Demikian disampaikan pengamat hukum dan keamanan Universitas Padjajaran Bandung, Jawa Barat, Muradi, Rabu (11/2).
“TNI itu boleh lakukan razia hanya terhadap anggota TNI saja. Tapi mereka tetap harus kerjasama atau berkoordinasi dulu dengan aparat setempat, semisal Polsek atau Polres. Jadi ada aturannya, tidak bisa razia sembarangan,” ujar Muradi.
Perilaku oknum TNI yang melakukan razia di ruang publik yang tidak jelas dasar hukumnya itulah yang mungkin dijadikan contoh oleh organisasi kemasyarakatan tertentu untuk merazia tempat-tempat hiburan. “Harusnya POM AL beri contoh ke publik agar tidak mudah untuk melakukan razia di tempat publik. Razia itu harus dievaluasi, tidak benar itu, kena pelanggaran kode etik. Kalau razia sembarangan, nanti semua orang bisa lakukan sweeping, seperti yang dilakukan FPI,” ucapnya.
Muradi mengatakan, kalaupun POM AL akan adakan razian, maka razia hanya terbatas pada anggota AL. Hal itu pun harus melalui koordinasi dengan aparat polisi setempat. Karena, TNI saat ini bukan lagi aparatus seperti saat orde baru yang bisa melakukan semua dan seenaknya.
“Harusnya TNI bisa menunjukkan legalitas hukum yang digunakan untuk memasuki ruang publik guna melakukan razia terhadap setiap orang yang ada didalamnya,” katanya.
Semua panglima atau komandan Garnisun memang punya hak untuk memerintahkan prajuritnya memasuki properti seperti cafe, karaoke, hotel dan tempat hiburan lainnya dengan alasan untuk penegakan disiplin. Hanya saja, itu terbatas pada anggota TNI.

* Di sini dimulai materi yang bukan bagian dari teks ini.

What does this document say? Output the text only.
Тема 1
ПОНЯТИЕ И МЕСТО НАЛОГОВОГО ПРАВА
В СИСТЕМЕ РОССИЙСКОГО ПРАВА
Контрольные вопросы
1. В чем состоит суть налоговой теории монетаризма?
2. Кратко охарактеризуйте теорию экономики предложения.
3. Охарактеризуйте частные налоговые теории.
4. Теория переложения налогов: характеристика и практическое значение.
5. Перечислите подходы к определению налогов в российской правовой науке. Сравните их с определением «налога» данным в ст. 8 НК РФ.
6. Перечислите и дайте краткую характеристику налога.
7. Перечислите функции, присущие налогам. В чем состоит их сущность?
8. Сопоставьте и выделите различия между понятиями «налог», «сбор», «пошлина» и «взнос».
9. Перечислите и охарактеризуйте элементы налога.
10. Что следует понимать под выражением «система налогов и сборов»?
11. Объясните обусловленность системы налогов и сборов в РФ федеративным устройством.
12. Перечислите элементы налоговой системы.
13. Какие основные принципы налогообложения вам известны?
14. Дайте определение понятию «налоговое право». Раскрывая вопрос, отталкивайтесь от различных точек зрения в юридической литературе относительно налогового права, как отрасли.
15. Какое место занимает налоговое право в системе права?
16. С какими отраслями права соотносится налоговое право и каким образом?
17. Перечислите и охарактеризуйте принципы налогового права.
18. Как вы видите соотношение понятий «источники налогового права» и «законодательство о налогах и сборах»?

“Razia yang disasar harus anggota TNI. Katakanlah, di cafe A dibekingi oknum, maka itu harus dicek. Juga perlu pelibatan gabungan. Biasanya razia yang resmi itu melibatkan 3 angkatan plus Polri. Kalau kemudian ada razia, tanpa koordinasi kemudian ada perwira polisi yang mengingatkan tapi malah dianiaya, ya harus ditegakkan pelanggaran kode etik,” ucap Muradi.
Ketika dikonfirmasi kepada Suryo Prabowo yang pernah menjadi Komandan Garnisun DKI Jakarta, disampaikan bahwa penegakan disiplin TNI bisa dilakukan dengan cara lain selain razia arogan yang melanggar properti publik. “Razia seperti itulah yang lalu ditiru oleh ormas tertentu untuk lakukan razia di tempat-tempat hiburan,” katanya.
Razia militer, kata Suryo, hanya dilakukan oleh tentara penjajah di negara jajahannya seperti waktu Belanda di Indonesia dan AS di Vietnam. “Ketika sebagai komandan Garnisun, saya tidak pernah mengeluarkan perintah untuk melakukan razia karena saya tidak mau Jakarta disamakan dengan kota-kota di negara jajahan,” ucap Suryo.
Diketahui, tiga perwira kepolisian yakni Kompol Arsya dan Kompol Budi Hermanto dan Iptu Rovan (anggota Subdit Jatanras Ditrekrimum Polda Metro Jaya) menjadi korban penganiayaan oknum Pomal yang melakukan razia di Cafe di kawasan SCBD Jakarta Selatan Sabtu (7/2) dinihari.
“Padahal sudah ditunjukkan (surat tugas) sprintnya, kalau mereka sedang ada tugas di situ tetapi mereka tidak percaya,” ungkap Direktur Reserse Kriminal Umum Polda Metro Jaya Komisaris Besar Heru Pranoto.